Новая эстетика, разработанная в пьесах второго этапа, концентрируется в «Ариях» («Arien», 1979) – ими же и закрывается данный творческий период. Это последняя пьеса, которую Пина Бауш полностью создает вместе с Рольфом Борциком (см. главу «Сompagnie»). Йохен Шмидт называет ее «своего рода прижизненным реквиемом по сценографу»[77]
– тот эффектно открывает сцену до пожарного занавеса, заполняет ее водой и встраивает бассейн, в котором иногда двигаются танцовщики и где стоит правдоподобный бегемот из папье-маше. «Животные и цветы, все, что мы используем на сцене, – это на самом деле то, с чем мы хорошо знакомы. Но в то же время то, как они используются на сцене, говорит о чем-то совершенно другом […]. При помощи бегемота в „Ариях“ можно рассказать красивую и грустную историю любви и в то же время показать одиночество, горечь, нежность. Сразу все понятно. Без объяснений и без подсказок», – говорит Пина Бауш[78]. Из зала не было видно, что внутри бегемота ползали люди, а внизу – аккумуляторная батарейка от стеклоочистителя, с помощью которой шевелились его ноги. Эстетические и стилистические приемы, материалы и мотивы этого творческого этапа объединяются в «Ариях» в одну фундаментальную тему – борьба не на жизнь, а на смерть, бегство от времени, отчаяние от мимолетности жизни. Но выступают и проблески света – в виде детских игр и шуток.«Легенда о целомудрии» («Keuschheitslegende», 1979) – последняя пьеса с Рольфом Борциком в качесте сценографа, премьеру которой они с Бауш встречают вместе. Через несколько недель он умирает. Ему было 35 лет. Постановка получилась такой, какой Борцик и Бауш ее задумывали. «При работе над „Легендой о целомудрии“ […] мы давно уже знали, что он долго не проживет. Но „Легенда“ – не трагическая. Рольф Борцик хотел, чтобы все получилось так, как получилось, – с жаждой жизни и любовью», – вспоминала Пина Бауш[79]
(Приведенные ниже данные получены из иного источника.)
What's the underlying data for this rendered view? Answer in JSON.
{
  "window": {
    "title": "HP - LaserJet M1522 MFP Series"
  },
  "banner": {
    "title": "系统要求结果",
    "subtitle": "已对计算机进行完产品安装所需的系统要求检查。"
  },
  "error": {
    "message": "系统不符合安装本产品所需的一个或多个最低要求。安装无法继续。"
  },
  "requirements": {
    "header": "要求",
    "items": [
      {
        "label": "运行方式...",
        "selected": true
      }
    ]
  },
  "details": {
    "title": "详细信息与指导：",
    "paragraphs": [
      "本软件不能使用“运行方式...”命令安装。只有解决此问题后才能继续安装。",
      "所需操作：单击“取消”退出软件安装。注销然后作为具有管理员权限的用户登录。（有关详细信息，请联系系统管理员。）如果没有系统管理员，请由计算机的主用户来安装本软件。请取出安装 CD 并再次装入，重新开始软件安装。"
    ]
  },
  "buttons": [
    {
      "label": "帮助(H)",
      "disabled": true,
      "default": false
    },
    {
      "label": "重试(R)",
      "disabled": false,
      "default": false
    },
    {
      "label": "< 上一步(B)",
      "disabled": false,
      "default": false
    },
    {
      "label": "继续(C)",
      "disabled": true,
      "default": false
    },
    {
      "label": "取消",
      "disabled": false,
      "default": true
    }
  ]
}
. «Легенда о целомудрии» становится их первой настоящей сексуальной провокацией. В ней заостряются контрасты: сатирическое, дерзкое, горькое, критическое начало, но еще и мечтательное, нежное, сентиментальное, суетливое, веселое, громкое, спокойное, одинокое, грустное и тихое.«Я никогда не стремилась изобрести особый стиль или новый театр. Форма возникла сама по себе – из вопросов, которыми я задавалась»[80]
, – скажет Пина Бауш почти тридцать лет спустя. Но уже в конце этого этапа работы в Вуппертале художественный почерк Пины Бауш проявился во всей своей сложности – во взаимодействии танца/хореографии, театра, музыки, материалов, сцены, зрителей. Она опробовала различные сценические форматы: от оперетты (например, «Рената эмигрирует») до танцопер («Ифигения в Тавриде», «Орфей и Эвридика») и современной танцевальной пьесы («Весна священная»); постановки, основанные на ревю («Вечер Брехта/Вайля»); экспериментальные формы («Кафе Мюллер») и театральные сцены («Макбет»); новая сценография и необычные сценические пространства и декорации; неожиданные костюмы (подержанная и причудливая одежда, купальники) и материалы (весь театральный фонд); участие реальных и искусственных животных; новая музыка и коллажные композиции из разных жанров и культур; открытый диалог со зрителем; изменившееся понимание танцовщика (танцовщик как исполнитель); новое понимание произведения («пьеса») и хореографии (коллажное, монтажное соединение отдельных «частей» в «пьесу», основанное на пространственно-временных принципах и ритме).На этом этапе Пина Бауш наряду со множеством одноактных пьес выпускает более десяти полноценных постановок[81]
– по две в год, как правило. Она вырабатывает свой почерк, который должен был не только вызвать смену парадигмы в сценическом танце по всему миру, но и поставить под сомнение театр как институт буржуазной репрезентации и как место буржуазной самоуверенности. Пина Бауш создала нечто радикально новое и перевела многие идеи, в то время витающие в воздухе, в театральную, хореографическую и танцевальную концепцию. Режиссерский театр она перевела в танец, а танец представила не как представление, но как исполнительское искусство, ориентирующееся на действие и опыт, а не на сценарий и игру. Танцовщики стали субъектами, а потому выступали как исполнители, играющие самих себя, а еще говорили и пели.